We'll use the excellend emcee package to do this. To use emcee, we'll need to define a function which computes the log-posterior:
In [4]:
def model(theta, x):
return theta[0] * x + theta[1]
def log_prior(theta):
# Use a flat prior for now
return 0
def log_likelihood(theta, x, y, dy):
y_model = model(theta, x)
return -0.5 * np.sum(np.log(2 * np.pi * dy ** 2) + (y - y_model) ** 2 / (2 * dy) ** 2)
def log_posterior(theta, x, y, dy):
return log_prior(theta) + log_likelihood(theta, x, y, dy)
In [5]:
# run this to install emcee:
# !pip install emcee
In [6]:
import emcee
np.random.seed(0)
ndim = 2 # number of parameters in the model
nwalkers = 50 # number of MCMC walkers
nburn = 1000 # "burn-in" period to let chains stabilize
nsteps = 2000 # number of MCMC steps to take
# we'll start at random locations between 0 and 2000
starting_guesses = np.random.rand(nwalkers, ndim)
sampler = emcee.EnsembleSampler(nwalkers, ndim, log_posterior, args=[x, y, dy])
sampler.run_mcmc(starting_guesses, nsteps)
sample = sampler.chain # shape = (nwalkers, nsteps, ndim)
sample = sampler.chain[:, nburn:, :].reshape(-1, 2)
Now we have a sample of points drawn from the posterior! Let's plot these using Dan Foreman-Mackey's triangle
package:
In [7]:
# run this to install triangle:
# !pip install triangle_plot
In [8]:
import triangle
triangle.corner(sample, labels=['slope', 'intercept']);
We see that the slope and intercept are roughly Gaussian-distributed, and are negatively correlated. If we want to see the "best-fit" value, we can choose the maximum of the posterior to find the for Maximum a Posteriori fit, which in the Gaussian case will be very close to the mean of the samples:
In [9]:
theta_MAP = sample.mean(0)
print(theta_MAP)
Let's plot this result over the data:
In [10]:
xfit = np.linspace(0, 10)
plt.errorbar(x, y, dy, fmt='o')
plt.plot(xfit, model(theta_MAP, xfit), label='Mean Posterior Fit')

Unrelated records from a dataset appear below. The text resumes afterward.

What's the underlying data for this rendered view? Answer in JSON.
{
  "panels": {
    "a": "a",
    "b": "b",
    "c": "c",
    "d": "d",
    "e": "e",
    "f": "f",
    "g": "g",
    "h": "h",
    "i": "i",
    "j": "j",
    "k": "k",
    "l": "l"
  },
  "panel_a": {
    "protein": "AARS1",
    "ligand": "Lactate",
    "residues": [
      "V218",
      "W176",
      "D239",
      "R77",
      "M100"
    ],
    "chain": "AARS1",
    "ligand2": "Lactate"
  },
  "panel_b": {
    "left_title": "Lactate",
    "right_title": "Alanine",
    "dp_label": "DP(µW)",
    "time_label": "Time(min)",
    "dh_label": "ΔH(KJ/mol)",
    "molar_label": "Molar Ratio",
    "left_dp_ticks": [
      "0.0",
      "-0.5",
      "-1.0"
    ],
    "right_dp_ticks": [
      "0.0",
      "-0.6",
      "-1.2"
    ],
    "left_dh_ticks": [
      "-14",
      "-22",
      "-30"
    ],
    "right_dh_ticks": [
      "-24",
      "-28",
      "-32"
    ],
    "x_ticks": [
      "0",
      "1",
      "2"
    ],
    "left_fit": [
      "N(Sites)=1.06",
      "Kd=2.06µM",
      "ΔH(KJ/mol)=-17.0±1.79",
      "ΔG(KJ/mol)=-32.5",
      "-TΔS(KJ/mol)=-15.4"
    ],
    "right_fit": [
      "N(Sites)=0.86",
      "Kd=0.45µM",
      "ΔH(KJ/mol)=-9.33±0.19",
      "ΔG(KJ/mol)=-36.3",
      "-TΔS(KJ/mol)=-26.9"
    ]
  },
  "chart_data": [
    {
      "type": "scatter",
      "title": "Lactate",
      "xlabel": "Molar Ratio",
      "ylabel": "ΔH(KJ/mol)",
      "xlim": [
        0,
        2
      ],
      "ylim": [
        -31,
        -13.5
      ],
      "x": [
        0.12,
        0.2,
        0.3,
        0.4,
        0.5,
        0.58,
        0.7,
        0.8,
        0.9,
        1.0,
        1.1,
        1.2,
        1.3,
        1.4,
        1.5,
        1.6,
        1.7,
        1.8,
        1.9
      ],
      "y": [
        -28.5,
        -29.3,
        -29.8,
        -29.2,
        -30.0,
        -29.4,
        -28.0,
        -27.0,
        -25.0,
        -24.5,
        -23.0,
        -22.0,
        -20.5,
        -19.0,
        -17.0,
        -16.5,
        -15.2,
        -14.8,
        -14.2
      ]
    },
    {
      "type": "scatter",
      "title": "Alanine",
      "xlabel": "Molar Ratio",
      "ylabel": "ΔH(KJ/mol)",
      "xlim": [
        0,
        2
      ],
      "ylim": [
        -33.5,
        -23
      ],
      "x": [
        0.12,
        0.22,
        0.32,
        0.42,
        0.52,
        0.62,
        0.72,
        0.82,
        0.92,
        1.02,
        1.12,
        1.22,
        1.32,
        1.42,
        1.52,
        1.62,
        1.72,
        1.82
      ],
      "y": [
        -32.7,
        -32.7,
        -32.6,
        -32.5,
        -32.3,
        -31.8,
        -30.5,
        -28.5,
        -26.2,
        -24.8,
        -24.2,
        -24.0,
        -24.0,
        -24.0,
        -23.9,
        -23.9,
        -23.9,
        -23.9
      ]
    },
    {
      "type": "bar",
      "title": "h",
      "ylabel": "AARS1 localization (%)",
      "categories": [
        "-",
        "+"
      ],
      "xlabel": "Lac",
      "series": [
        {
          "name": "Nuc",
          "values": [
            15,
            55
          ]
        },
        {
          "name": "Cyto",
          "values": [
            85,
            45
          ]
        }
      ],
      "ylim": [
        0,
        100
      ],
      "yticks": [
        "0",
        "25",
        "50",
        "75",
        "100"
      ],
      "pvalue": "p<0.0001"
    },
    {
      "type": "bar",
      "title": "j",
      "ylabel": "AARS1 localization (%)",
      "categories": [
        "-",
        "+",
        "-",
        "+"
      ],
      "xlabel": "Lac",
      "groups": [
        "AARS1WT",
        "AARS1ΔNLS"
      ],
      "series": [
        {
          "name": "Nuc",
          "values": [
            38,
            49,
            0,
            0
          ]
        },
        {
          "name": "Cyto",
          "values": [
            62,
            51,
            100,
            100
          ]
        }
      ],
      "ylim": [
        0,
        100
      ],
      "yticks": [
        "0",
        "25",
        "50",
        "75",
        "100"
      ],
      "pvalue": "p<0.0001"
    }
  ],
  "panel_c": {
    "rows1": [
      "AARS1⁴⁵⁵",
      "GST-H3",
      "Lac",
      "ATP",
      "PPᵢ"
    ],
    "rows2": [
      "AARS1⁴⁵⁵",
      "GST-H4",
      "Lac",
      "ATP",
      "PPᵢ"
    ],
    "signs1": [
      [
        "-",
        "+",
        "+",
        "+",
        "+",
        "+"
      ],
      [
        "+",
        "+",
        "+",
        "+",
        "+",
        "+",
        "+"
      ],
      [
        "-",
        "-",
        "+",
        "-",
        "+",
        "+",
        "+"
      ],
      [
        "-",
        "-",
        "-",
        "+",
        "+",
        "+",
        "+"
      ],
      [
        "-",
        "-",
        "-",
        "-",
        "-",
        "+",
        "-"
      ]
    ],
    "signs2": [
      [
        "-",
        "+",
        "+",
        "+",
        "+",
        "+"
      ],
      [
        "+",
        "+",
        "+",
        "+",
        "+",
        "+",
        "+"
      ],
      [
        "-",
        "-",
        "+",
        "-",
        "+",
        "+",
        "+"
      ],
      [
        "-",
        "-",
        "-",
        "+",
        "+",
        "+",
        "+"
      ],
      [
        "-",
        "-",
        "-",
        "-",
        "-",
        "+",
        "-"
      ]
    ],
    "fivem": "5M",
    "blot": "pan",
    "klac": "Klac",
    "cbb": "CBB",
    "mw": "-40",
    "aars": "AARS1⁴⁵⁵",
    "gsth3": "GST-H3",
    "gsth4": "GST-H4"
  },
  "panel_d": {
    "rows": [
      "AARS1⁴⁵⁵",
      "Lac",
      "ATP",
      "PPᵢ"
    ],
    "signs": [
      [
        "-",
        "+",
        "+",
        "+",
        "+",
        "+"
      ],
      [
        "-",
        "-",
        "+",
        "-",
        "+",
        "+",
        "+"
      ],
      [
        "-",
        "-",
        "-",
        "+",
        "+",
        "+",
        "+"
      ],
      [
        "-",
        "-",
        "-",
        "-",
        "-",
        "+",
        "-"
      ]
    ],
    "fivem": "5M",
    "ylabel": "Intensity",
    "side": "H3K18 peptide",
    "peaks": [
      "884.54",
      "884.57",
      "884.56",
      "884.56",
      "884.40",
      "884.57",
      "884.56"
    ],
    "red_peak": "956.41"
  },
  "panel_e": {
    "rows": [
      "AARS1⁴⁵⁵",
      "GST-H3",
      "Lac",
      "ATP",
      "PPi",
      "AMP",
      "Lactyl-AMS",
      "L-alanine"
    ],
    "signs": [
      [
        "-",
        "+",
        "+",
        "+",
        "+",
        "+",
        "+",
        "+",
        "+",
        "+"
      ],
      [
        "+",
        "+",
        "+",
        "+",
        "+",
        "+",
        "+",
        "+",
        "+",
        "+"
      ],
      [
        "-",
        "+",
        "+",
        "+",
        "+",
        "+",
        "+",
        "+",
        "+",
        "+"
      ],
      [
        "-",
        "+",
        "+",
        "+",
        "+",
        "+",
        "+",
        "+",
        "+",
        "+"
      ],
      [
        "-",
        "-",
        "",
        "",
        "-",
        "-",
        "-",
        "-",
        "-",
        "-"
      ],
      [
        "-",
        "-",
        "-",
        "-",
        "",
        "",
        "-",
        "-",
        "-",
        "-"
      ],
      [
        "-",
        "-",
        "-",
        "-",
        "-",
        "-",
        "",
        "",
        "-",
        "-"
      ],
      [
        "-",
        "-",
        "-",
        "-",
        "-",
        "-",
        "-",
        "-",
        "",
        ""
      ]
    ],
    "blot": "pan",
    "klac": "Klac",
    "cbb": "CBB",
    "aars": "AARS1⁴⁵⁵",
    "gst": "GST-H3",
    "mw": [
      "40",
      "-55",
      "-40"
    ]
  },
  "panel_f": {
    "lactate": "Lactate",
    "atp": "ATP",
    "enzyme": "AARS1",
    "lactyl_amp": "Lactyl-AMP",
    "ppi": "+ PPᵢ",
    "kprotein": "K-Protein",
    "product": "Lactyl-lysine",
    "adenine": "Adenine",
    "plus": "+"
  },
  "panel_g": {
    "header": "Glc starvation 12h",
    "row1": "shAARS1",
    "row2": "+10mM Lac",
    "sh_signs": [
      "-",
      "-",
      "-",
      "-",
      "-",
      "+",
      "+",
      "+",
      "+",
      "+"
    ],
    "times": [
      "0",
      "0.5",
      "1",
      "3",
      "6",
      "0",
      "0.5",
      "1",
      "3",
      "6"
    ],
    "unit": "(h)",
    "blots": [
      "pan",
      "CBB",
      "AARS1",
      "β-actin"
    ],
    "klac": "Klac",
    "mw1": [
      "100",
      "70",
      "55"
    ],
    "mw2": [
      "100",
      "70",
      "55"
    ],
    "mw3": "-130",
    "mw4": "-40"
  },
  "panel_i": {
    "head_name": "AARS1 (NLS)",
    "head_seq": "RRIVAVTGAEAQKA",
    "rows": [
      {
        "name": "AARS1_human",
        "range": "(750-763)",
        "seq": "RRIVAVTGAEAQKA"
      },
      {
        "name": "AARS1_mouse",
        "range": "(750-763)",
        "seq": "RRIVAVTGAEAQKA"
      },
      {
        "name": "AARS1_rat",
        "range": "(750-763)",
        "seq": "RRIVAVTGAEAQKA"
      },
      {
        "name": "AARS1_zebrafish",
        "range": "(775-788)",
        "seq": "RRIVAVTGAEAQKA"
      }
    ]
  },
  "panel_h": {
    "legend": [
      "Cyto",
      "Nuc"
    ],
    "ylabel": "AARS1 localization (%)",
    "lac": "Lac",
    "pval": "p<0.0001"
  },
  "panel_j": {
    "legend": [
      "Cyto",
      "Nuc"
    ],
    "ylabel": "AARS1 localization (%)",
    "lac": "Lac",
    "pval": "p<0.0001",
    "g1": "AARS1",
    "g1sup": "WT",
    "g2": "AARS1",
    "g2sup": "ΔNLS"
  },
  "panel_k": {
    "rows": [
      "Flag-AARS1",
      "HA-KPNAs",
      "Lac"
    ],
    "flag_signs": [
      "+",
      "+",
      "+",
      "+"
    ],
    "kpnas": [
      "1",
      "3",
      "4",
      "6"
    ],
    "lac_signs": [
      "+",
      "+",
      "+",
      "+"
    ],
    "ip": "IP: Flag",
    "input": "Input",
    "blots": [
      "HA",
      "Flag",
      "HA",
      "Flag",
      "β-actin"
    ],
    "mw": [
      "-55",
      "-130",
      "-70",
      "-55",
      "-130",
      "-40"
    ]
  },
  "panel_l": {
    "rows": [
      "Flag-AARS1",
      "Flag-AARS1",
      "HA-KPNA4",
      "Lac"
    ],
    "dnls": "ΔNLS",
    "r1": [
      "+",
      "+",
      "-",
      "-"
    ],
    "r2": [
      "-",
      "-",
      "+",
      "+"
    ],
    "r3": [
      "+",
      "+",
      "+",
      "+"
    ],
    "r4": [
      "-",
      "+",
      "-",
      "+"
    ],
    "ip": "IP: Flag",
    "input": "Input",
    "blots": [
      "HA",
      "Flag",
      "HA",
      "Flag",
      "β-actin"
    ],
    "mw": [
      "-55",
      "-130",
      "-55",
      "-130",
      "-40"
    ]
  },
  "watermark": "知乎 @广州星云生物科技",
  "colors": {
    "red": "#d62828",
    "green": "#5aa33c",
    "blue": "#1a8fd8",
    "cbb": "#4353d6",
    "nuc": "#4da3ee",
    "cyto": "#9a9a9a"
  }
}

plt.legend(loc='upper left');
Note though that in the Bayesian problem, the result is not a single number. The Bayesian result is the full posterior, which our lines have sampled. One way to examine the results is to plot many lines based on these samples:
In [11]:
xfit = np.linspace(0, 10)
# Choose 200 random indices
indices = np.random.choice(np.arange(len(sample)), 200)
plt.errorbar(x, y, dy, fmt='o')
for i in indices:
plt.plot(xfit, model(sample[i], xfit), '-k', alpha=0.02)
This gives us an idea of the spread in the posterior, which is related to the error in the derived parameters.
In the afternoon breakout, we'll explore what is perhaps the simplest sampling algorithm, the Metropolis-Hastings sampler.
This sampler is a procedure which selects a chain of points which (in the long-term limit) will be a representative sample from the posterior. The procedure is surprisingly simple:
Repeat the following:
Given $\theta_i$, draw a new $\theta_{i + 1}$
Compute the acceptance ratio $$ a = \frac{p(\theta_{i + 1}~|~D,I)}{p(\theta_i~|~D,I)} $$
If $a \ge 1$, the proposal is more likely: accept the draw and add $\theta_{i + 1}$ to the chain.
If $a < 1$, then accept the point with probability $a$: this can be done by drawing a uniform random number $r$ and checking if $a < r$. If the point is accepted, add $\theta_{i + 1}$ to the chain. If not, then add $\theta_i$ to the chain again.
During the breakout, you'll have a chance to create this sampler from scratch and use it to solve the straight line fit problem!